De la boca que respiraba salió un silbido fuerte e intenso, era obvio que emocionado. —Silencio —gruñó Pamir.

Como si fuera necesario, como si alguien pudiera oírlos allí dentro.

—Aquí viene —dijo el traductor conectado al pecho del tarambana—. Veo a la falsa maestra. Un pequeño disparo y queda eliminada para siempre.

—No —dijo Pamir. Luego dijo a todos—: Esperaremos. Esperad.

Les hablaba a quinientos seres humanos, incluidos siete de los capitanes supervivientes y quizás el doble de tarambanas. Pero era una instalación gigantesca, y la mayor parte estaba muy ocupada atacando el trabajo de última hora con una preparación improvisada y una desesperación profesional. Había que encontrar e inutilizar las trampas. Había que despertar una maquinaria que no había funcionado en miles de millones de años, y hacerlo en secreto. Y las acciones de aquel equipo debían conjugarse con las de otros veinte equipos, cada uno de los cuales accionaba una nota clave, cada uno de los cuales se esforzaba por cumplir un programa que parecía más caprichoso a cada momento de preocupación que pasaba.

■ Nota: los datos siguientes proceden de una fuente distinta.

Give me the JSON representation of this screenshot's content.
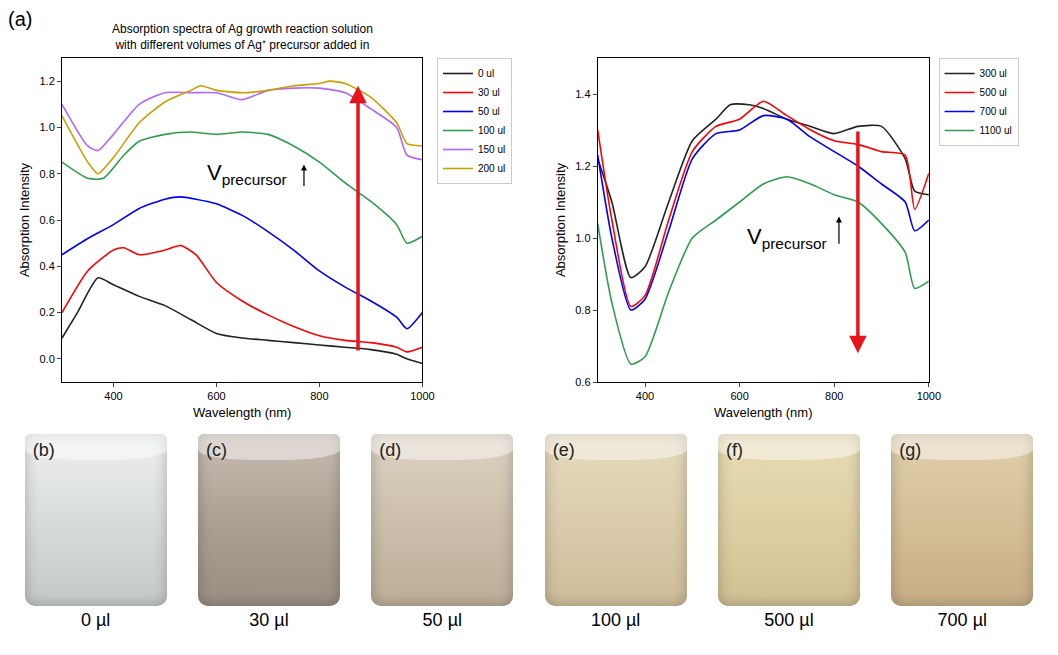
{
  "figure_label": "(a)",
  "chart_data": [
    {
      "type": "line",
      "title": "Absorption spectra of Ag growth reaction solution with different volumes of Ag⁺ precursor added in",
      "x_label": "Wavelength (nm)",
      "y_label": "Absorption Intensity",
      "xlim": [
        300,
        1000
      ],
      "ylim": [
        -0.1,
        1.3
      ],
      "xticks": [
        400,
        600,
        800,
        1000
      ],
      "yticks": [
        {
          "value": 0,
          "label": "0.0"
        },
        0.2,
        0.4,
        0.6,
        0.8,
        {
          "value": 1,
          "label": "1.0"
        },
        1.2
      ],
      "grid": false,
      "legend": "right",
      "annotations": [
        {
          "text": "V",
          "subscript": "precursor"
        }
      ],
      "series": [
        {
          "name": "0 ul",
          "color": "#222222",
          "x": [
            300,
            330,
            370,
            400,
            450,
            500,
            550,
            600,
            650,
            700,
            750,
            800,
            850,
            900,
            950,
            970,
            1000
          ],
          "values": [
            0.09,
            0.2,
            0.35,
            0.32,
            0.27,
            0.23,
            0.17,
            0.11,
            0.09,
            0.08,
            0.07,
            0.06,
            0.05,
            0.04,
            0.02,
            0.0,
            -0.02
          ]
        },
        {
          "name": "30 ul",
          "color": "#ff0000",
          "x": [
            300,
            350,
            400,
            420,
            450,
            500,
            530,
            560,
            600,
            650,
            700,
            750,
            800,
            850,
            900,
            950,
            970,
            1000
          ],
          "values": [
            0.2,
            0.38,
            0.47,
            0.48,
            0.45,
            0.47,
            0.49,
            0.45,
            0.33,
            0.25,
            0.19,
            0.14,
            0.1,
            0.08,
            0.07,
            0.05,
            0.03,
            0.05
          ]
        },
        {
          "name": "50 ul",
          "color": "#0000ff",
          "x": [
            300,
            350,
            400,
            450,
            500,
            530,
            560,
            600,
            650,
            700,
            750,
            800,
            850,
            900,
            950,
            970,
            1000
          ],
          "values": [
            0.45,
            0.52,
            0.58,
            0.65,
            0.69,
            0.7,
            0.69,
            0.67,
            0.62,
            0.55,
            0.47,
            0.38,
            0.31,
            0.25,
            0.18,
            0.13,
            0.2
          ]
        },
        {
          "name": "100 ul",
          "color": "#2e9e4e",
          "x": [
            300,
            350,
            380,
            420,
            450,
            500,
            550,
            600,
            650,
            700,
            750,
            800,
            850,
            900,
            950,
            970,
            1000
          ],
          "values": [
            0.85,
            0.78,
            0.78,
            0.88,
            0.94,
            0.97,
            0.98,
            0.97,
            0.98,
            0.97,
            0.92,
            0.85,
            0.76,
            0.68,
            0.58,
            0.5,
            0.53
          ]
        },
        {
          "name": "150 ul",
          "color": "#b266ff",
          "x": [
            300,
            350,
            370,
            400,
            450,
            500,
            550,
            600,
            650,
            700,
            750,
            800,
            850,
            900,
            950,
            970,
            1000
          ],
          "values": [
            1.1,
            0.92,
            0.9,
            0.97,
            1.1,
            1.15,
            1.15,
            1.15,
            1.12,
            1.16,
            1.17,
            1.17,
            1.15,
            1.08,
            1.0,
            0.88,
            0.86
          ]
        },
        {
          "name": "200 ul",
          "color": "#c8a000",
          "x": [
            300,
            350,
            370,
            400,
            450,
            500,
            550,
            570,
            600,
            650,
            700,
            750,
            800,
            820,
            850,
            900,
            950,
            970,
            1000
          ],
          "values": [
            1.05,
            0.85,
            0.8,
            0.87,
            1.02,
            1.11,
            1.16,
            1.18,
            1.16,
            1.15,
            1.16,
            1.18,
            1.19,
            1.2,
            1.19,
            1.13,
            1.02,
            0.93,
            0.92
          ]
        }
      ]
    },
    {
      "type": "line",
      "x_label": "Wavelength (nm)",
      "y_label": "Absorption Intensity",
      "xlim": [
        300,
        1000
      ],
      "ylim": [
        0.6,
        1.5
      ],
      "xticks": [
        400,
        600,
        800,
        1000
      ],
      "yticks": [
        0.6,
        0.8,
        {
          "value": 1,
          "label": "1.0"
        },
        1.2,
        1.4
      ],
      "grid": false,
      "legend": "right",
      "annotations": [
        {
          "text": "V",
          "subscript": "precursor"
        }
      ],
      "series": [
        {
          "name": "300 ul",
          "color": "#222222",
          "x": [
            300,
            330,
            370,
            400,
            450,
            500,
            550,
            580,
            620,
            650,
            700,
            750,
            800,
            850,
            900,
            950,
            970,
            1000
          ],
          "values": [
            1.22,
            1.1,
            0.89,
            0.92,
            1.1,
            1.27,
            1.33,
            1.37,
            1.37,
            1.36,
            1.33,
            1.31,
            1.29,
            1.31,
            1.31,
            1.22,
            1.13,
            1.12
          ]
        },
        {
          "name": "500 ul",
          "color": "#ff0000",
          "x": [
            300,
            330,
            370,
            400,
            450,
            500,
            550,
            600,
            650,
            700,
            750,
            800,
            850,
            900,
            950,
            970,
            1000
          ],
          "values": [
            1.3,
            1.05,
            0.81,
            0.84,
            1.05,
            1.24,
            1.31,
            1.33,
            1.38,
            1.34,
            1.3,
            1.27,
            1.26,
            1.24,
            1.23,
            1.08,
            1.18
          ]
        },
        {
          "name": "700 ul",
          "color": "#0000ff",
          "x": [
            300,
            330,
            370,
            400,
            450,
            500,
            550,
            600,
            650,
            700,
            750,
            800,
            850,
            900,
            950,
            970,
            1000
          ],
          "values": [
            1.23,
            1.0,
            0.8,
            0.83,
            1.02,
            1.22,
            1.29,
            1.3,
            1.34,
            1.33,
            1.28,
            1.24,
            1.2,
            1.15,
            1.1,
            1.02,
            1.05
          ]
        },
        {
          "name": "1100 ul",
          "color": "#2e9e4e",
          "x": [
            300,
            330,
            370,
            400,
            450,
            500,
            550,
            600,
            650,
            700,
            750,
            800,
            850,
            900,
            950,
            970,
            1000
          ],
          "values": [
            1.04,
            0.82,
            0.65,
            0.67,
            0.85,
            1.0,
            1.05,
            1.1,
            1.15,
            1.17,
            1.15,
            1.12,
            1.1,
            1.04,
            0.96,
            0.86,
            0.88
          ]
        }
      ]
    }
  ],
  "photos": [
    {
      "label": "(b)",
      "caption": "0 µl"
    },
    {
      "label": "(c)",
      "caption": "30 µl"
    },
    {
      "label": "(d)",
      "caption": "50 µl"
    },
    {
      "label": "(e)",
      "caption": "100 µl"
    },
    {
      "label": "(f)",
      "caption": "500 µl"
    },
    {
      "label": "(g)",
      "caption": "700 µl"
    }
  ]
}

Una vez más el tarambana dijo:

—Le voy a disparar.

—Dispárate tú —le soltó Pamir.

Fue un insulto brutal, peligroso; el suicidio era la abominación definitiva.

Pero el alienígena conocía a Pamir desde hacía mucho tiempo y lo respetaba sin mucha alegría. Decidió tragarse el insulto sin hacer ningún comentario. En lugar de eso, un dedo enorme señaló un diminuto nudo de datos que se movía a toda prisa por la tubería de combustible, y con un silbido lento, reflexivo, le dijo al humano:

—Este es el vehículo de la falsa maestra. Lo es. Y con la confusión reinante nadie la echará de menos hasta que sea demasiado tarde. Si me permites…

—¿Que nos expongas?

Las dos bocas se cerraron con fuerza.

Pamir sacudió la cabeza, la indignación mezclada con un cansancio ardiente.

—Miocene no es ninguna imbécil. Disfraza el escáner para hacer que parezca rebelde y luego examina ese coche cuando pase. Ella no estará a bordo. Hasta cuando tiene prisa sabe muy bien lo que hay que hacer.

El alienígena se preparó. Las manos grandes y la mente tenaz enviaron una serie de nítidas instrucciones a los sensores escondidos.

Pamir se agachó para acercarse más a la escotilla de visión; observó los vehículos de acero de los rebeldes que se elevaban y caían al pasar al lado de su escondite. El coche cápsula de Miocene era una mota diminuta de hiperfibra, apenas visible a simple vista, y pasó a su lado en un instante. Esperó unos momentos más.